Patrizia takes a keen pride in the business — the market for cheap Gucci knockoffs infuriates her — and, like a chain-smoking, mud-bathing Lady Macbeth, spurs her husband toward increasing acts of ruthlessness against his own family. One of their easier marks is Aldo’s black-sheep son, Paolo, who fancies himself a great designer but whose incompetence and vulgarity seem to seep out of his pores like sweat. He’s played by Jared Leto, unrecognizable under a bald pate and prosthetic jowls, in the kind of garishly extreme transformation that has become this actor’s lip-smacking MO. It’s an attention-grabbing stunt; it also works like gangbusters, particularly because Leto’s performance — hilarious, sympathetic, full of tragicomic pathos — feels precisely scaled to the demands of a movie that often revels in its own posh, padded vulgarity.

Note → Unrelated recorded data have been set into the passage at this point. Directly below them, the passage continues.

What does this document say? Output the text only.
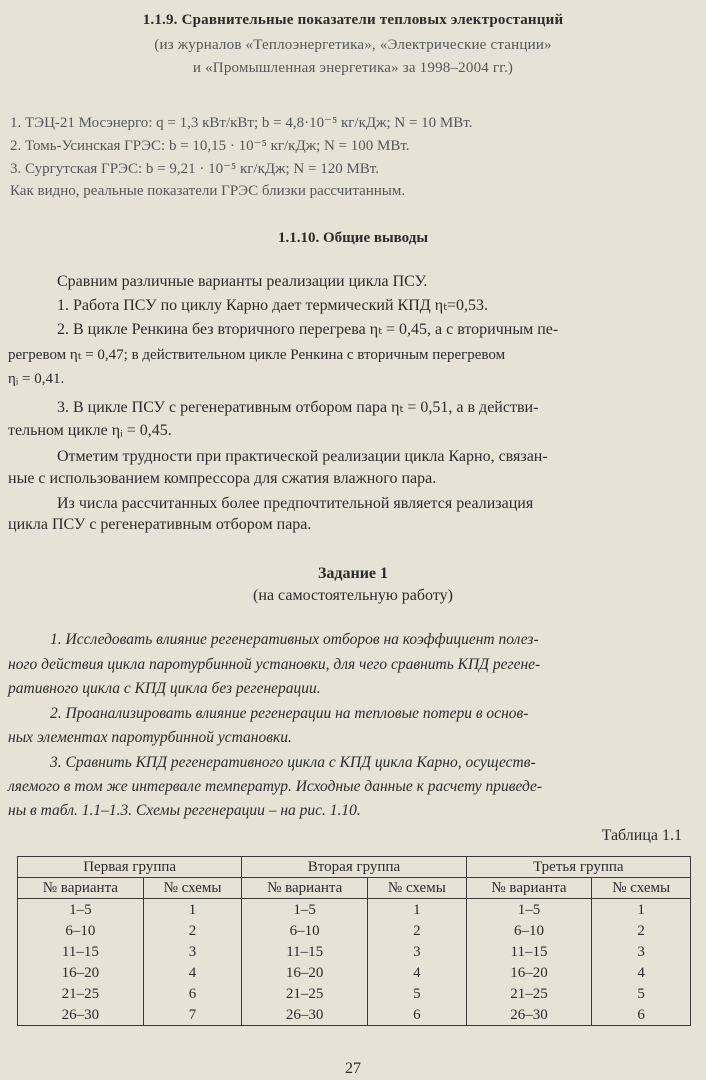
1.1.9. Сравнительные показатели тепловых электростанций
(из журналов «Теплоэнергетика», «Электрические станции»
и «Промышленная энергетика» за 1998–2004 гг.)
1. ТЭЦ-21 Мосэнерго: q = 1,3 кВт/кВт; b = 4,8·10⁻⁵ кг/кДж; N = 10 МВт.
2. Томь-Усинская ГРЭС: b = 10,15 · 10⁻⁵ кг/кДж; N = 100 МВт.
3. Сургутская ГРЭС: b = 9,21 · 10⁻⁵ кг/кДж; N = 120 МВт.
Как видно, реальные показатели ГРЭС близки рассчитанным.
1.1.10. Общие выводы
Сравним различные варианты реализации цикла ПСУ.
1. Работа ПСУ по циклу Карно дает термический КПД ηₜ=0,53.
2. В цикле Ренкина без вторичного перегрева ηₜ = 0,45, а с вторичным пе-
регревом ηₜ = 0,47; в действительном цикле Ренкина с вторичным перегревом
ηᵢ = 0,41.
3. В цикле ПСУ с регенеративным отбором пара ηₜ = 0,51, а в действи-
тельном цикле ηᵢ = 0,45.
Отметим трудности при практической реализации цикла Карно, связан-
ные с использованием компрессора для сжатия влажного пара.
Из числа рассчитанных более предпочтительной является реализация
цикла ПСУ с регенеративным отбором пара.
Задание 1
(на самостоятельную работу)
1. Исследовать влияние регенеративных отборов на коэффициент полез-
ного действия цикла паротурбинной установки, для чего сравнить КПД регене-
ративного цикла с КПД цикла без регенерации.
2. Проанализировать влияние регенерации на тепловые потери в основ-
ных элементах паротурбинной установки.
3. Сравнить КПД регенеративного цикла с КПД цикла Карно, осуществ-
ляемого в том же интервале температур. Исходные данные к расчету приведе-
ны в табл. 1.1–1.3. Схемы регенерации – на рис. 1.10.
Таблица 1.1
Первая группа		Вторая группа		Третья группа	
№ варианта	№ схемы	№ варианта	№ схемы	№ варианта	№ схемы
1–5	1	1–5	1	1–5	1
6–10	2	6–10	2	6–10	2
11–15	3	11–15	3	11–15	3
16–20	4	16–20	4	16–20	4
21–25	6	21–25	5	21–25	5
26–30	7	26–30	6	26–30	6
27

I mean that mostly as praise; it’s also a sure sign that Scott and his collaborators — including screenwriters Becky Johnston and Roberto Bentivegna, here adapting Sara Gay Forden’s 2000 book — have fully comprehended their subject. The line between art and trash is always a porous one, in high-end goods as well as cinema. And not unlike some of the totems of luxury on display here, “House of Gucci” is a calculated, highly controlled amalgam of the stylish and the tacky. It’s also remarkably savvy about the inherent kinship between fashion and cinema, something Rodolfo himself acknowledges when he reminisces about his own past career as a film actor, as well as the iconic floral scarf he commissioned for Grace Kelly.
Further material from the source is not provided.